If you are thinking of getting one o’ these cards (I got the Sierra Wireless Aircard 595U - the U stands for USB instead of PC Card or Express Card) and have a mac and don’t have easy internet access, you ought to read a little of the trials and tribulations I had getting the 595U EVDO thing working on my system. But having gotten everything up and running, I’m pretty happy with this as a backup.

I went with Sprint instead of Verizon because of Sprints easygoing attitude with what they’ll allow to happen over EVDO (anything as opposed to Verizon’s very rigid terms of service) and the fact that when Sprint says unlimited plan, they mean it and Verizon actually means 5GB. Sprint has their Rev A system out, which gets me very high theoretical speeds here in NYC, unfortunately in my apartment sitting on the inside of a shaft (a relatively big shaft, but a shaft nonetheless) I don’t get great connectivity. Maybe -115 to -90 dBm - which is pretty bad. Even so I get anywhere between 300-600kbs download and 100-200kbs up. Which is plenty good for me to get my work done on a temporary basis.

Moving out into the world beyond my apartment the one test I did saw much better connection (somewhere around -70dBm) and download speeds of 700-800kbs. Still not the promised 3.1mbs, but not shabby at all. The whole thing is incredibly easy to use (once I had the connection managing software installed), runs on my mac as well as my PC and I have high hopes that it’s reliability is going to be quite high - cellphone high. That is, as long as I have reception and I always do in my apartment, I hope this works. Even, if it doesn’t, though as long as Sprint stays up when Road Runner goes down I’m happy as a clam.

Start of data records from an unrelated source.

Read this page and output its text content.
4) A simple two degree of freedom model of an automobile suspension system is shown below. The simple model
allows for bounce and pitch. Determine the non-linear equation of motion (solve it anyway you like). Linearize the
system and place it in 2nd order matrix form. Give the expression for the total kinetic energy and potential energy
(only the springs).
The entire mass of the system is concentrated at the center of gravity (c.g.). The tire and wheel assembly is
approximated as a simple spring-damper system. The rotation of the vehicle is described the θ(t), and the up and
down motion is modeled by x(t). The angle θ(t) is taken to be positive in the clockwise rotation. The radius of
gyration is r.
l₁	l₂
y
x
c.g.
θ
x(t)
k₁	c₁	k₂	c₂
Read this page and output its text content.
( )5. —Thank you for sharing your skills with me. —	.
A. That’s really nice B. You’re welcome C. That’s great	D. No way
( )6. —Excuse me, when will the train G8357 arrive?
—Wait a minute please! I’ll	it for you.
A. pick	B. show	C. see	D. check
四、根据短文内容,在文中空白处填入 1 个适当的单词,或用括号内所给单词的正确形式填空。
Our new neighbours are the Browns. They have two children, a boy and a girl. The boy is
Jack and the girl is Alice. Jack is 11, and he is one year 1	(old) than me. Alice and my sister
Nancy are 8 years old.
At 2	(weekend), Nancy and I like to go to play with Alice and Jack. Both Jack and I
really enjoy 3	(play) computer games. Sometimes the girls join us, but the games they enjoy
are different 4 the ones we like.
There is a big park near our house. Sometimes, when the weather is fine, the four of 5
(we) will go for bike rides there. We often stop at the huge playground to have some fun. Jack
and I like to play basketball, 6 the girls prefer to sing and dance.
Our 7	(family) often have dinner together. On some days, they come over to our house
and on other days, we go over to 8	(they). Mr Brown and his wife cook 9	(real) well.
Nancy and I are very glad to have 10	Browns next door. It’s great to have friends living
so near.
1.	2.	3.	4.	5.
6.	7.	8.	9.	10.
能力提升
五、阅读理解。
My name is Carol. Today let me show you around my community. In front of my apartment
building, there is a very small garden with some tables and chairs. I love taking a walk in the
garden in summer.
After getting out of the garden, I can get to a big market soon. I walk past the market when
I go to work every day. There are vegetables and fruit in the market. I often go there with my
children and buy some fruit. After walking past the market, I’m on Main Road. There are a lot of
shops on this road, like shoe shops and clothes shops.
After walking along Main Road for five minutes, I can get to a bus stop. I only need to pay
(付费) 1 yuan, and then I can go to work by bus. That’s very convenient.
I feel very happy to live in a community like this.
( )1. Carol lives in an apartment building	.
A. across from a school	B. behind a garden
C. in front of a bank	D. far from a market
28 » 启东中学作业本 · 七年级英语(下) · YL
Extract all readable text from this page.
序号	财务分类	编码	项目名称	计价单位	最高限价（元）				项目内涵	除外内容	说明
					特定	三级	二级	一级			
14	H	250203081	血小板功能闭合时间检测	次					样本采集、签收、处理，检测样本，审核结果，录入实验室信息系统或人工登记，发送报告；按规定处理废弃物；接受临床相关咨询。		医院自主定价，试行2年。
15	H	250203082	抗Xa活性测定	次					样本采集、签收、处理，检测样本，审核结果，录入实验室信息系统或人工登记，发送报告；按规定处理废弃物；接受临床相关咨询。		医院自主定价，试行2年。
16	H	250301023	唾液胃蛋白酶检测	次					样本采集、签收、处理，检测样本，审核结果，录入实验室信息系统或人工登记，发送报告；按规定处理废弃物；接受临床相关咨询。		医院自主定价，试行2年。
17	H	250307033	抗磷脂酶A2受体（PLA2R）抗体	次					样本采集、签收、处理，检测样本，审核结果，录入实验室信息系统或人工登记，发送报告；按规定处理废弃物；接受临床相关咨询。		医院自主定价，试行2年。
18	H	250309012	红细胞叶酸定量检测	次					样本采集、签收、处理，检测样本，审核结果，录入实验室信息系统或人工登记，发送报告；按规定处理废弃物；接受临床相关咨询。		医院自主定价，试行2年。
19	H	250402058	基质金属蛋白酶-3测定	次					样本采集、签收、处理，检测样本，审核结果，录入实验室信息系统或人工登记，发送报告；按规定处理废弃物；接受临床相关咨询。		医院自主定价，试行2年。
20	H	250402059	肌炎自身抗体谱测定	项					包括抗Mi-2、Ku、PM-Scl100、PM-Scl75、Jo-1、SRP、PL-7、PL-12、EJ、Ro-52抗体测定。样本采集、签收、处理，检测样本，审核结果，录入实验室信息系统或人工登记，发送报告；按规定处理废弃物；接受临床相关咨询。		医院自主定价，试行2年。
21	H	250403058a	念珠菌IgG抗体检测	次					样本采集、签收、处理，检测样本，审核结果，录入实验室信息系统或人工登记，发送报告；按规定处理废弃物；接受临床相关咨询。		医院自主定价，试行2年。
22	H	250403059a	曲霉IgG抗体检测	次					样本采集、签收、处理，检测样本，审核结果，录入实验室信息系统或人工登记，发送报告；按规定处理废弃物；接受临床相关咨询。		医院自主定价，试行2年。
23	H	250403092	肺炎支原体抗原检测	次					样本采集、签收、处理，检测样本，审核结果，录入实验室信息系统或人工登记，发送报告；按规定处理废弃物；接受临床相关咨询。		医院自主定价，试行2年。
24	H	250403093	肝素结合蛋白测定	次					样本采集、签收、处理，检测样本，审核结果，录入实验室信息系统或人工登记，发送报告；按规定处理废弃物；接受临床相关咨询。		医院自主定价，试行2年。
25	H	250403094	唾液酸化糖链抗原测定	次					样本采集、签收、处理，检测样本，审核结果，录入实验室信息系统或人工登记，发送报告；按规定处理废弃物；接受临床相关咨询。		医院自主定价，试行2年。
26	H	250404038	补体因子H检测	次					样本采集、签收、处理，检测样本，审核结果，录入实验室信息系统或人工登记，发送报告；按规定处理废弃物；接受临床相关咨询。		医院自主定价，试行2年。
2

The card does suck down power - it seemed to cut out maybe a third of my battery life (in my unbelievably unscientific testing). But I have a lot of battery life in the ol’ P1120 so I’m not too concerned about that.

If Time Warner keeps it’s downtime at the pace it’s been going (3x down in the past 3 weeks, each one measured in hours, the last one measured in days - that doesn’t count the innumerable short down time I experience of 5-30 minutes) I will investigate getting one of them fancy EVDO routers. The cool ones take an EVDO card as well as a connection to your cable or DSL modem and allows you to do failover (or maybe even load balancing!), so you can be working over your cable connection and if it goes down switch seamlessly to EVDO. I know Howard was saying he set this up for several of his clients with great success. I don’t need that right now, but if cable keeps dieing, it may be worth the $300-$400.

This was a great buy for me - super convenient and except for the snafu of trying to install the software in my potentially peculiar situation it was really, really easy to get running. And at $60/month it isn’t the cheapest, but it isn’t breaking the bank, either - a nice basic insurance for me.

If you’re thinking about EVDO, I recommend it. I also recommend EVDOforums (and associated sites), although I’m sure you’d find it for yourself if you start doing any research on the subject. It was a wealth of information. Really.